Putin entered the church, and crossed himself before the altar before he turned to the men gathered there, about ten in all: the heads of the Russian mob. He spoke first, taking charge, as always. “Gentlemen. You are not stupid; you know why I’ve gathered you here today.”
They all nodded with varying degrees of alacrity. Putin continued. “Now, the human species faces a threat greater than anything it has ever faced in its past. We – I and all of you – face not just extinction, but eternal damnation. This is now our reality.” He paused to evaluate what he saw in their faces. Blank, hard, determined – they share the vision, he reminded himself, just like every live human now. “Therefore, in return for amnesty from prosecution for any crimes which may have been committed prior to the Message, I would like to request that all of you cease from any illegal activities in which you may now be engaged.”
There was a small stir in the room. One, a fat man with an unlit cigar drooping from his lips, spoke. “Sir, with all due respect, why do you take us for criminals.”

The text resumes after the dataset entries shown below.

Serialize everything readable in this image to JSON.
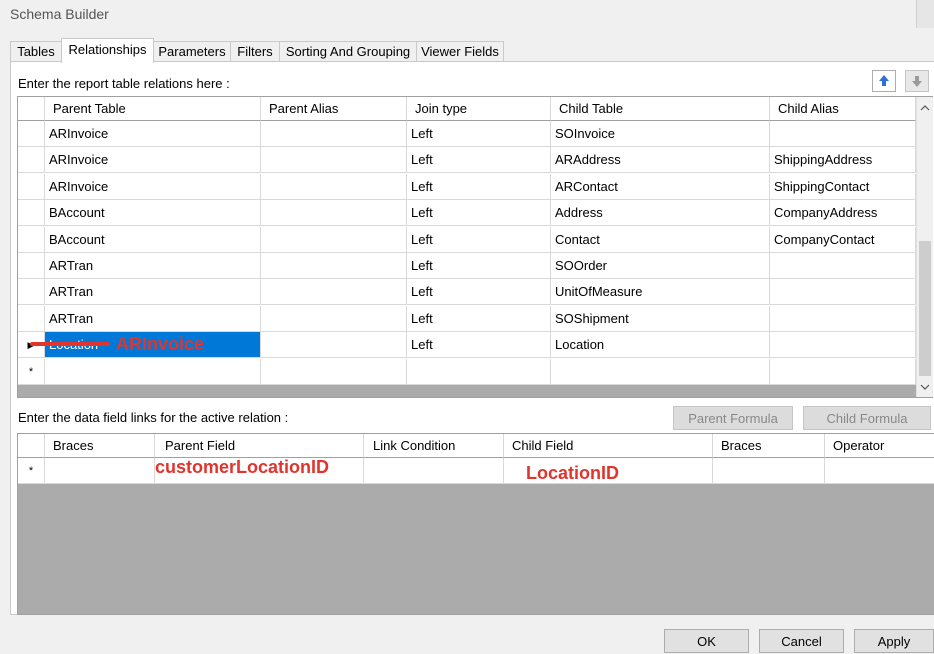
{
  "window": {
    "title": "Schema Builder"
  },
  "tabs": [
    "Tables",
    "Relationships",
    "Parameters",
    "Filters",
    "Sorting And Grouping",
    "Viewer Fields"
  ],
  "relations_section": {
    "caption": "Enter the report table relations here :",
    "columns": [
      "Parent Table",
      "Parent Alias",
      "Join type",
      "Child Table",
      "Child Alias"
    ],
    "rows": [
      [
        "ARInvoice",
        "",
        "Left",
        "SOInvoice",
        ""
      ],
      [
        "ARInvoice",
        "",
        "Left",
        "ARAddress",
        "ShippingAddress"
      ],
      [
        "ARInvoice",
        "",
        "Left",
        "ARContact",
        "ShippingContact"
      ],
      [
        "BAccount",
        "",
        "Left",
        "Address",
        "CompanyAddress"
      ],
      [
        "BAccount",
        "",
        "Left",
        "Contact",
        "CompanyContact"
      ],
      [
        "ARTran",
        "",
        "Left",
        "SOOrder",
        ""
      ],
      [
        "ARTran",
        "",
        "Left",
        "UnitOfMeasure",
        ""
      ],
      [
        "ARTran",
        "",
        "Left",
        "SOShipment",
        ""
      ],
      [
        "Location",
        "",
        "Left",
        "Location",
        ""
      ]
    ],
    "new_row_marker": "*",
    "selected_marker": "▶",
    "annotation": "ARInvoice"
  },
  "links_section": {
    "caption": "Enter the data field links for the active relation :",
    "parent_formula_label": "Parent Formula",
    "child_formula_label": "Child Formula",
    "columns": [
      "Braces",
      "Parent Field",
      "Link Condition",
      "Child Field",
      "Braces",
      "Operator"
    ],
    "new_row_marker": "*",
    "annotation_parent_field": "customerLocationID",
    "annotation_child_field": "LocationID"
  },
  "footer": {
    "ok_label": "OK",
    "cancel_label": "Cancel",
    "apply_label": "Apply"
  },
  "colors": {
    "selection": "#0078d7",
    "annotation": "#e0342d",
    "grid_empty": "#ababab"
  }
}
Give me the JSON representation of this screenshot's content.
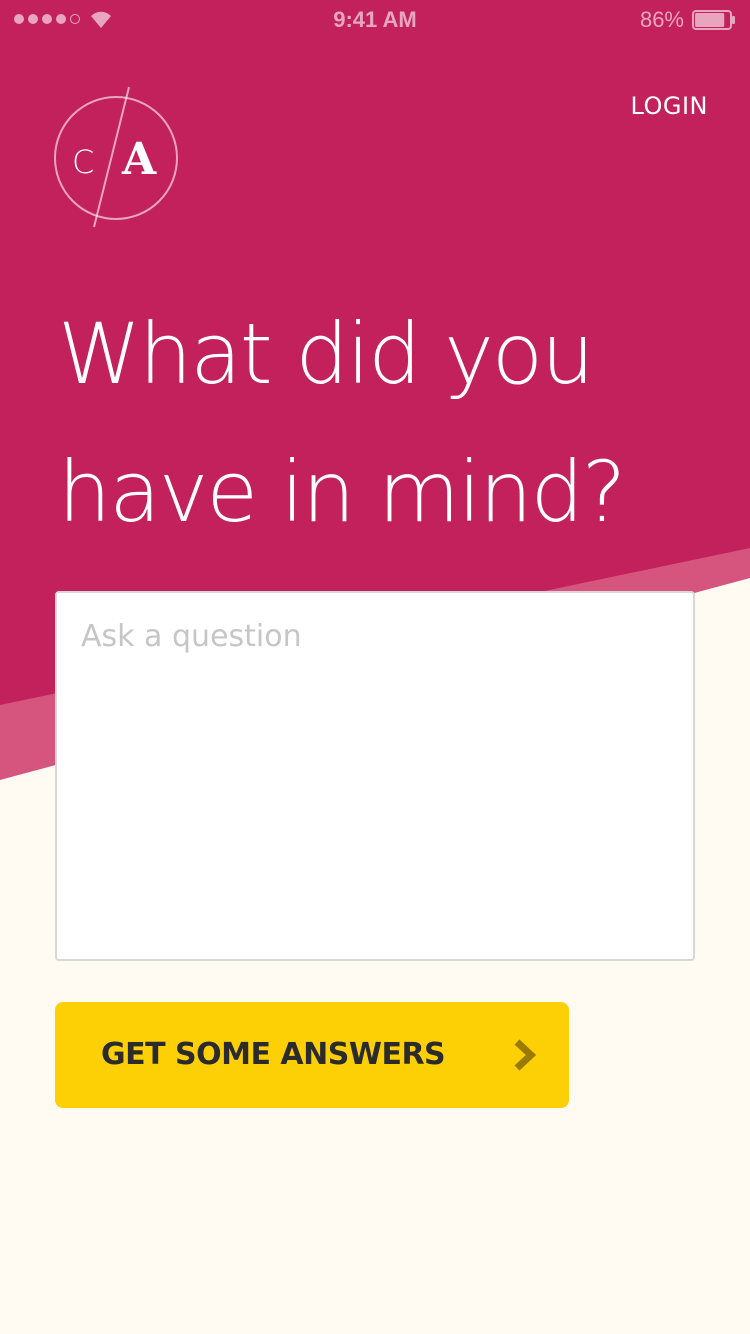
{
  "status_bar": {
    "time": "9:41 AM",
    "battery_percent": "86%",
    "battery_level": 0.86,
    "signal_bars_filled": 4,
    "signal_bars_total": 5
  },
  "header": {
    "login_label": "LOGIN",
    "logo_left": "C",
    "logo_right": "A"
  },
  "main": {
    "headline_line1": "What did you",
    "headline_line2": "have in mind?",
    "question_placeholder": "Ask a question",
    "question_value": "",
    "submit_label": "GET SOME ANSWERS",
    "submit_icon": "chevron-right-icon"
  },
  "colors": {
    "brand_magenta": "#C3215B",
    "accent_pink": "#D6557F",
    "background_cream": "#FFFBF3",
    "button_yellow": "#FDD005",
    "button_text": "#2B2B2B",
    "chevron": "#9A7A03"
  }
}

As he spoke, Putin fixed him with a lidless stare until the other man dropped his gaze. “We are not stupid, you nor I. You know that I called you here today; you know that I am aware of who you all are in actuality and where you may be found. These things are not unknown to the government.”
“Then why are we guaranteed amnesty?”
“Because the fabric of society must not buckle during this war. All of you are hard men; we need such men to help prepare our society for the terrors of a war on the very forces of Hell. And we will need such men to administer the territories of Hell once it has been conquered. I am asking all of you to become respectable, but I am not asking you to lose profits.”
That seemed to seal it for most of them. As he walked away, Putin allowed himself a thin smile. Russia would show the world what she was capable of, and Russia would play her part in fighting eternal damnation now and forever.
The Fifth Circle of Hell
Lieutenant Jade Kim tried to move. She was stretched out on some form of frame, her wrists secured by an iron shackle with a heavy spike driven through the palm of her hands. The pain caused by her moving was severe but that was the least of her problems. She was submerged in a ghastly mass that seemed to be comprised of equal portions of mud, toxic waste and raw sewage, she was drowning in it, only able to breath by the occasional drafts of air as the movement of the foul swamp briefly exposed her face. She had no idea how long she’d been here but she did know she’d be in this place for eternity unless she did something about it. Or, worse, she might be hauled out for another dose of the treatment she’d got when she had arrived. Gang rape was so unimaginative but she knew that if she hadn’t already been dead, the internal damage the baldricks had done would have killed her.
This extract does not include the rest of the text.